La última batalla del General
Aun muerto, el general Gary Prado Salmón ganó su última batalla. No aceptó que los kalimanes y los quintana perturben su velorio. En cambio, congregó a militares de la etapa democrática para que honren sus restos. Consiguió que una multitud autoconvocada rebalse la catedral cruceña y que ciudadanos anónimos aplaudieran el paso de su cortejo fúnebre por las calles capitalinas. Las lúgubres campanas doblaron por él. ¡Adiós!
La única vez que vi a Gary Prado fue en la reciente Feria del Libro de La Paz. Subía a un conversatorio cuando me obstruía el paso una larga fila de personas. Había hombres y mujeres, adultos, muchos jóvenes, algunos ancianos. Pregunté qué sucedía, mientras intentaba abrirme paso.
Entonces lo vi, esbelto a pesar de la vejez, sentado en la silla de ruedas. La gente le compraba sus libros, le pedía autógrafos y la mayoría quería sacarse una foto con él. Quedé absolutamente sorprendida. No sabía que escenas similares se habían producido en Santa Cruz. ¿Por qué les interesaba este militar boliviano?
Las respuestas fueron varias, reflejando la pluralidad del público ahí reunido. En resumen, sobre todo los jóvenes, lo reconocían como una persona valiente, que había vencido a invasores extranjeros. Me asombró aquello pues se supone que son 14 años de adoctrinamiento en las escuelas contra las Fuerzas Armadas de la República de Bolivia. Es un asunto que hay que verificar con mayor atención. Ya me pasó en las aulas universitarias, el poco apego de las nuevas generaciones al mito del Che Guevara.
Otro grupo, mayormente mujeres adultas, defendía a Gary Prado como víctima de la justicia macabra que lo encerró 11 años en su casa y lo maltrató a pesar de su condición de inválido. Recuerdo particularmente a una señora que en alta voz acusaba al Gobierno por inventar la trama del caso “terrorismo”.

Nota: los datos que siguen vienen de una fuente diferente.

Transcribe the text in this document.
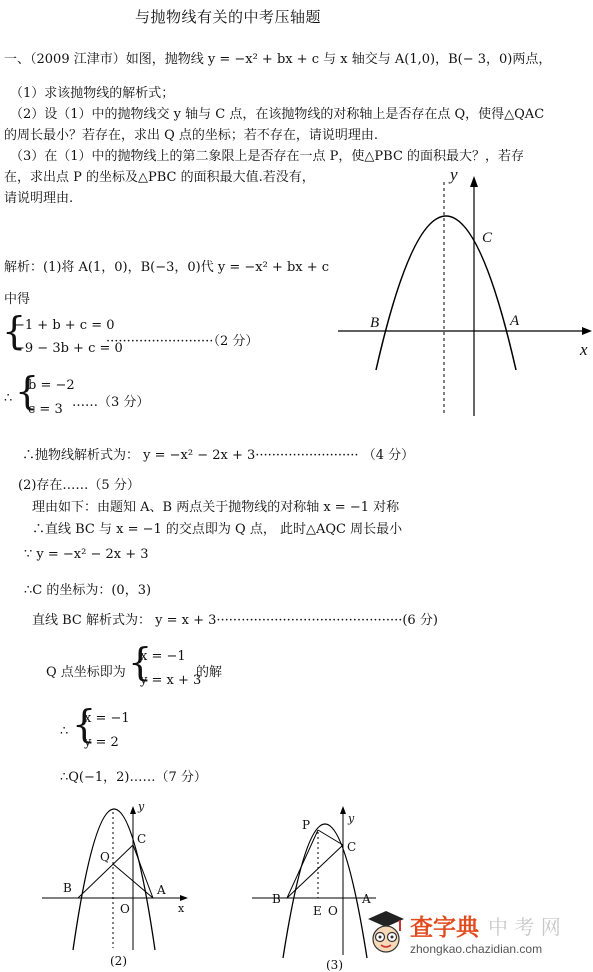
与抛物线有关的中考压轴题
一、（2009 江津市）如图，抛物线 y = −x² + bx + c 与 x 轴交与 A(1,0)，B(− 3，0)两点，
（1）求该抛物线的解析式；
（2）设（1）中的抛物线交 y 轴与 C 点，在该抛物线的对称轴上是否存在点 Q，使得△QAC
的周长最小？若存在，求出 Q 点的坐标；若不存在，请说明理由.
（3）在（1）中的抛物线上的第二象限上是否存在一点 P，使△PBC 的面积最大？，若存
在，求出点 P 的坐标及△PBC 的面积最大值.若没有，
请说明理由.
y
x
C
B	A
解析：(1)将 A(1，0)，B(−3，0)代 y = −x² + bx + c
中得
{
−1 + b + c = 0
−9 − 3b + c = 0
··························（2 分）
∴ {
b = −2
c = 3 ……（3 分）
∴抛物线解析式为： y = −x² − 2x + 3························· （4 分）
(2)存在……（5 分）
理由如下：由题知 A、B 两点关于抛物线的对称轴 x = −1 对称
∴直线 BC 与 x = −1 的交点即为 Q 点， 此时△AQC 周长最小
∵ y = −x² − 2x + 3
∴C 的坐标为：(0，3)
直线 BC 解析式为： y = x + 3·············································(6 分)
Q 点坐标即为 {
x = −1
y = x + 3
的解
∴ {
x = −1
y = 2
∴Q(−1，2)……（7 分）
y
x
C
Q
B	A
O
(2)
y
P
C
B	A
E O
(3)
查字典 中 考 网
zhongkao.chazidian.com
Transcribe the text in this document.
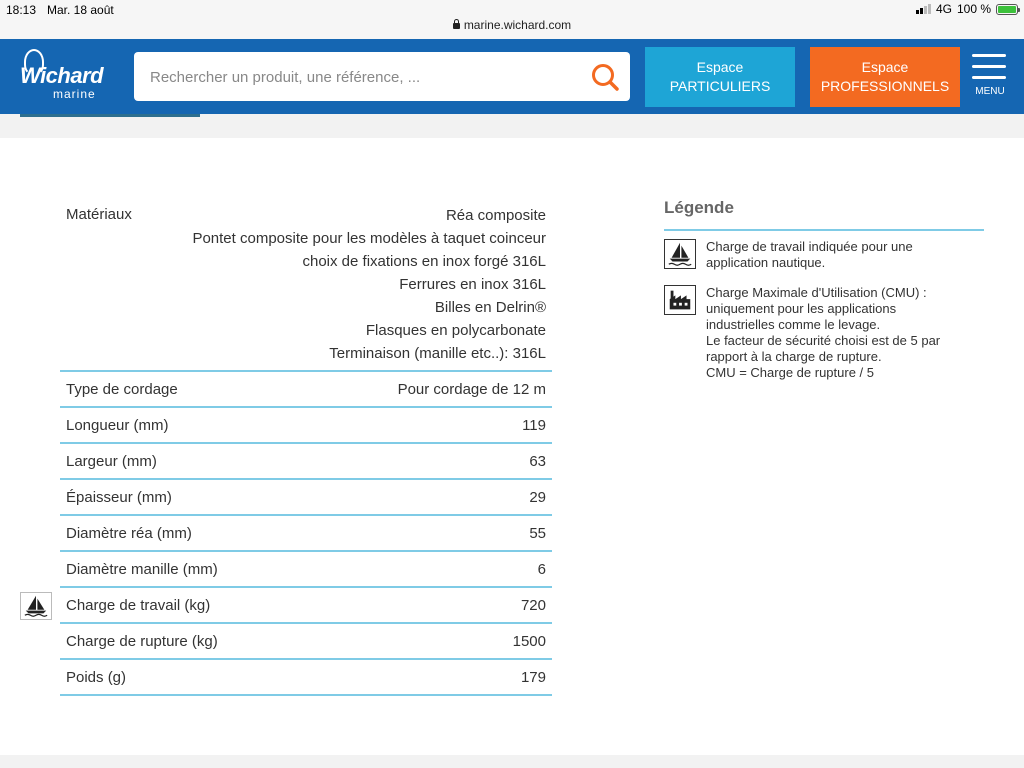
18:13 Mar. 18 août	4G 100 %
marine.wichard.com
Wichard
marine
Rechercher un produit, une référence, ...
Espace
PARTICULIERS
Espace
PROFESSIONNELS	MENU
Matériaux	Réa composite
Pontet composite pour les modèles à taquet coinceur
choix de fixations en inox forgé 316L
Ferrures en inox 316L
Billes en Delrin®
Flasques en polycarbonate
Terminaison (manille etc..): 316L
Type de cordage	Pour cordage de 12 m
Longueur (mm)	119
Largeur (mm)	63
Épaisseur (mm)	29
Diamètre réa (mm)	55
Diamètre manille (mm)	6
Charge de travail (kg)	720
Charge de rupture (kg)	1500
Poids (g)	179
Légende
Charge de travail indiquée pour une
application nautique.
Charge Maximale d'Utilisation (CMU) :
uniquement pour les applications
industrielles comme le levage.
Le facteur de sécurité choisi est de 5 par
rapport à la charge de rupture.
CMU = Charge de rupture / 5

Prado Salmón fue militar en la época de la Doctrina de Seguridad Nacional que tantas heridas causó en América Latina. Sin embargo, nadie lo señaló como autor de masacres, como contrabandista de autos chutos, como amarra huatos de jefazos o como cómplice de delitos. No leí jamás que alguien diga que el general Gary Prado Salmón era un cobarde.
Al contrario, él fue parte de los militares institucionalistas que conspiraron contra los dictadores. Primero contra Hugo Banzer, cuando liberaron a los presos políticos de la DOP (Dirección de Orden Político); luego contra los narcogobiernos. En la época democrática intentó consolidar un rol productivo de las Fuerzas Armadas, salvar a la institución de la mala fama heredada.
Muchos oficiales que han renunciado al Ejército y también a la Fuerza Naval o a la Fuerza Aérea consideran que en esos años se introdujo un germen maligno en los cuarteles. Las noticias, las declaraciones, las personalidades de los comandantes son un signo de aquello, aunque nadie analice en profundidad por qué esa decadencia y esa sumisión.
Prado se dedicó a dar clases magistrales y a escribir libros hasta sus últimos días. Lo invité a preparar un texto sobre los militares desde la Guerra del Chaco para el libro Un amor desenfrenado por la libertad, que auspició la Fundación Konrad Adenauer (KAS por sus siglas en Alemán). Disciplinado, a pesar de la cuarentena por la Covid, cumplió con su compromiso. Su nombre figura junto con otros 35 autores que describieron al país en la víspera del Bicentenario.
Su figura queda en la historia nacional, muy a pesar de los resentidos que quisieron rendirle acusándolo de “separatismo”. Su biografía, y la de su familia, muestran que —por el contrario— fue un nacionalista y un nacionalista de izquierdas.
Seguramente Fidel Castro y varios historiadores cubanos hubiesen reconocido su dignidad. En cambio, los fundamentalistas del circuito coca cocaína no son capaces ni siquiera de ese gesto decoroso.